Smart Bronco: Choosing an IoT Operating System

What's a piece of hardware without the operating system to run it? When buying a new desktop computer, the decision often comes down to a few choices: Mac, PC, or Linux. With IoT, it's a little bit different.

What’s a piece of hardware without the operating system to run it? When buying a new desktop computer, the decision often comes down to a few choices: Mac, PC, or Linux. Operating systems in general are designed to run on a limited variety of processors, for example, Microsoft Windows historically has run on processors that run the x86 instruction set (they do occasionally get it to run, with some qualifications, on ARM processors). Linux has been compiled to run on a variety of computer architectures. macOS, it turns out, used to run on Mac processors and now runs on x86 and ARM.

With x86 and ARM being the dominant processors on laptops, desktops, and even phones, does the same hold true for IoT devices? Yes! And no. It depends.

If we are talking about microcomputers, which are essentially tiny desktop computers, often with GPIO (General Purpose Input Output) pins, then yes. The Raspberry Pi 3 is a widely adopted version of this. With an ARM processor, the same architecture as the ones that are in the vast majority of Android phones these days, it can run both many flavors of Linux and a special version of Microsoft’s operating system called Windows 10 IoT Core┬áthat gets specifically compiled for ARM processors.

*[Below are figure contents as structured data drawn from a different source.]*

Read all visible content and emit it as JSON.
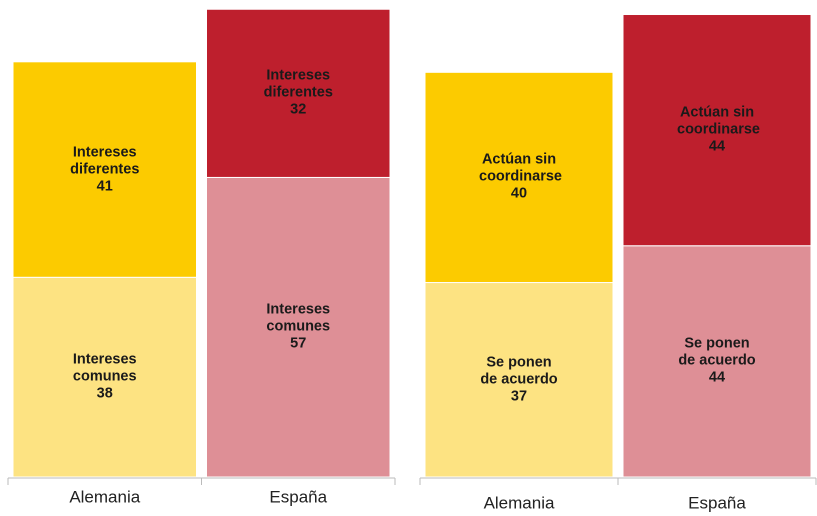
{
  "chart_data": [
    {
      "type": "stacked_bar",
      "categories": [
        "Alemania",
        "España"
      ],
      "series": [
        {
          "name": "Intereses comunes",
          "colors": [
            "#fde382",
            "#de8f96"
          ],
          "values": [
            38,
            57
          ]
        },
        {
          "name": "Intereses diferentes",
          "colors": [
            "#fccb00",
            "#be1f2d"
          ],
          "values": [
            41,
            32
          ]
        }
      ],
      "ylim": [
        0,
        90
      ]
    },
    {
      "type": "stacked_bar",
      "categories": [
        "Alemania",
        "España"
      ],
      "series": [
        {
          "name": "Se ponen de acuerdo",
          "colors": [
            "#fde382",
            "#de8f96"
          ],
          "values": [
            37,
            44
          ]
        },
        {
          "name": "Actúan sin coordinarse",
          "colors": [
            "#fccb00",
            "#be1f2d"
          ],
          "values": [
            40,
            44
          ]
        }
      ],
      "ylim": [
        0,
        90
      ]
    }
  ]
}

When we want to go with even smaller, cheaper, less power-hungry (and less versatile) devices called microprocessors, the operating systems are more tied to the hardware because they run so “close to the metal” as they say. Rather than talking through abstractions, like the full-fat operating systems mentioned thus far, they often have strong dependencies on the underlying hardware. This category of operating system are typically called “Real Time Operating Systems.” Because there are many different types of microprocessors, there are many different types of RTOS in use today. For example, if you choose to use a Particle Photon, it comes with an operating system called “Device OS”. For any given microcontroller, there are usually a few different RTOS compiled down to be used by that hardware. With so many microcontroller choices, the mix-and-match options with operating systems are varied. Which one you choose is all about what you want to do. For example, if you wanted to use JavaScript to control your Particle Photon (rather than the out-of-the-box C-like language), you could install a new OS (or “firmware”) called VoodooSpark and run the Johnny Five framework on top of it.

For the Smart Bronco project, I am choosing a Raspberry Pi 3 with Windows 10 IoT Core running on it. Windows 10 IoT Core is like Windows-light, with the ability to run only Universal Windows Applications. It is specifically designed for the Internet of Things, even going so far as allowing users to create their own build of the operating system, for example if you’d like to remove the ability to do SSH in production for security purposes. When it comes to operating systems, I know that Microsoft has a great track record with stability and support, and so that confidence also helped make this decision easier for me.

As a developer, the operating system allows me to write code in C#, which is a language I’m familiar with. It will also allow me to take advantage of some of the tools that Microsoft gives for deploying updates to devices (more on that later). I also will be able to run multiple programs at the same time, which could be useful as I start to add more functionality to the Bronco. In addition, because I want to have the option for both “headed” (with a user interface) and “headless” (without a user interface), I know Windows 10 IoT Core gives me both those options.

In your own search for the perfect operating system for your project, making a choice and learning from it is more important that choosing the perfect solution right out of the gate.